行き先は盗賊改方の役宅つまり長谷川平蔵の役宅に向かっていたのである。
おまさは、雲霧仁左衛門に関する貴重な情報を平蔵に伝えようとしていたのである。
「殿、おまささんが来られましたよ」
妻女の久栄の声である。
居間にいた平蔵が久栄の声を聞き南側の縁側に出て来た。
「おまさ、如何した?」
「突然、役宅に押し掛けまして申し訳ありません。」
「いや、よいよい。そなたには、何かと苦労を掛けている。いつでも来たらよいぞ(笑い)。」
「はい、ありがとうございます。」
「まあ、そんなに畏まる必要はないよ。」
「はい。」
「で、今日の赴きの用件は?」
「はい。雲霧仁左衛門の事でございます。」
平蔵はおまさの言葉に身を乗り出したのである。
雲霧仁左衛門は頭の良い大盗賊の頭目である。
『奴が、この江戸の街にやって来たのには、きっと大きな働きを企てているに相違ない』と平蔵は心の中で呟いていた。

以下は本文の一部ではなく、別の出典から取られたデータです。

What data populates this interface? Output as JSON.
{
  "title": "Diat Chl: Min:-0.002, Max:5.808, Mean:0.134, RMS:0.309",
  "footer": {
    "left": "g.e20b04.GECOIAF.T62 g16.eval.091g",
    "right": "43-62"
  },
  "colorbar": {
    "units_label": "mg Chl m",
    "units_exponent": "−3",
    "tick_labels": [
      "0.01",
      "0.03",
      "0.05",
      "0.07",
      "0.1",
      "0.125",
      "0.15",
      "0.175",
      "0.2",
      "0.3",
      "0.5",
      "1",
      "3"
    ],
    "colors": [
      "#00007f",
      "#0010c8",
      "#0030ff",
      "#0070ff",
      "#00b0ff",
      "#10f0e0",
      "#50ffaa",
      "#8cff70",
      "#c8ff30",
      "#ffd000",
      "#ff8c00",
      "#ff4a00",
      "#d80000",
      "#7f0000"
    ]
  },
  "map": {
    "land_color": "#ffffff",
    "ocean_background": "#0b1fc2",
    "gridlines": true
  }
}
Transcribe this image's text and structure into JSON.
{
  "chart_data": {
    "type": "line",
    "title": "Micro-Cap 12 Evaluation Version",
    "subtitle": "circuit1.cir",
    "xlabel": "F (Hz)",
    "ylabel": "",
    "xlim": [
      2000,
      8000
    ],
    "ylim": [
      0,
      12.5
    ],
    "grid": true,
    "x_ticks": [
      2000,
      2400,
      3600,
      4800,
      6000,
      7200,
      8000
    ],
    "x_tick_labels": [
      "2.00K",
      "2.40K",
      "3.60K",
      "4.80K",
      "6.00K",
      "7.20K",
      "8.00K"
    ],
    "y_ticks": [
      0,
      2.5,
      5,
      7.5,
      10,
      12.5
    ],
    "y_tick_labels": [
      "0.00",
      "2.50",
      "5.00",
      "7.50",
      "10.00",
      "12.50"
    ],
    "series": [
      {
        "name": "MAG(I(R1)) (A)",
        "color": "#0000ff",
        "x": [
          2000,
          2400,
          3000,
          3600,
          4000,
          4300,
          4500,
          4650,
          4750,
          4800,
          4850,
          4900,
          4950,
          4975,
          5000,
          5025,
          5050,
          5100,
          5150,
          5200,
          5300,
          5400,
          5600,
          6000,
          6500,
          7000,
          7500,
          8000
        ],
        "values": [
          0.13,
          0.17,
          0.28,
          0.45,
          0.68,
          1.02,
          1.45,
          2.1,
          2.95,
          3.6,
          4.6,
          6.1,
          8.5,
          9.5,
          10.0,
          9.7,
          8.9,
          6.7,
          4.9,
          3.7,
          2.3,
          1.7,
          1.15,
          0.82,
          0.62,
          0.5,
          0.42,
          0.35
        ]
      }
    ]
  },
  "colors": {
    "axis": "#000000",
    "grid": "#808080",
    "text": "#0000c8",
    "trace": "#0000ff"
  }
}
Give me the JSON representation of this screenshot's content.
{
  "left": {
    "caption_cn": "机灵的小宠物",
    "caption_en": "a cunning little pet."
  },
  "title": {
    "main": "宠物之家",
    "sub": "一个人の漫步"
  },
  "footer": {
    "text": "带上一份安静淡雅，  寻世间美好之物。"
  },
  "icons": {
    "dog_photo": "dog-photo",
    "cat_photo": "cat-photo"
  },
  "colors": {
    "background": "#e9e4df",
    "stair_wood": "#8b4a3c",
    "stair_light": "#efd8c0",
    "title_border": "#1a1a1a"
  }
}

「おまさ、して、雲霧仁左衛門に関するその情報とは一体なんじゃ。」
「はい。実は仁左衛門の下働きをする 狐火という盗人がすでに江戸の街に潜伏し、江戸の街の両替商を軒並み調べあげているのです。」
「なんじゃと。調べあげているじゃと。それは如何。江戸の街の両替商と言えば、大店ばかり、しかもこの江戸の街なは大名屋敷も多いのじゃ。奴らの働きがあればその被害額は一千両を超えるであろう。これは如何。如何。おまさ、よう言うてくれた。貴重な情報ぞ。それでじゃ、ちと済まんがわしの使いをしてくれるか。」
「はい、何なりと」
「いや、実はなぁ、深川に清左衛門と言う無役の御家人がいる。今の話しをその御家人に伝えてはくれまいか。」
「はい、おやすいご用で。」
「おう、そうか。清左衛門の所へ足を運んでくれるかぁ」
「はい。おやすいご用で。」
「そしてのお、清左衛門にこう言うのじゃ。『平蔵が頼りにしておる』と、ただこれだけでよい。すれば、頭の良い清左衛門のことよ。わしの所へ来るであろうよ。」
「はい、承知しました。長官のお言葉、しかと、清左衛門殿にお伝えします。」
「おう、そうか、そうか、おまさ頼んだそぞ。おう、そうじゃ、おまさ、夕食は未だであろう。今膳を用意させるから、わたしと一緒に食べようぞ。今宵は世間話しでもしようぞ。たまにはおまさの事聞きたいからなぁ。おーい、久栄、膳じゃあ、膳じゃあ、今宵はおまさも一緒じゃあ、おーい。久栄。」
「はーい、今すぐに膳をお持ちします。」
平蔵宅の一コマである。
かくして、清左衛門は平蔵と一緒に盗賊の頭目•雲霧仁左衛門と一戦を交えることになるのである。
雲霧仁左衛門は『剣の腕に覚えあり』という剣の達人であった。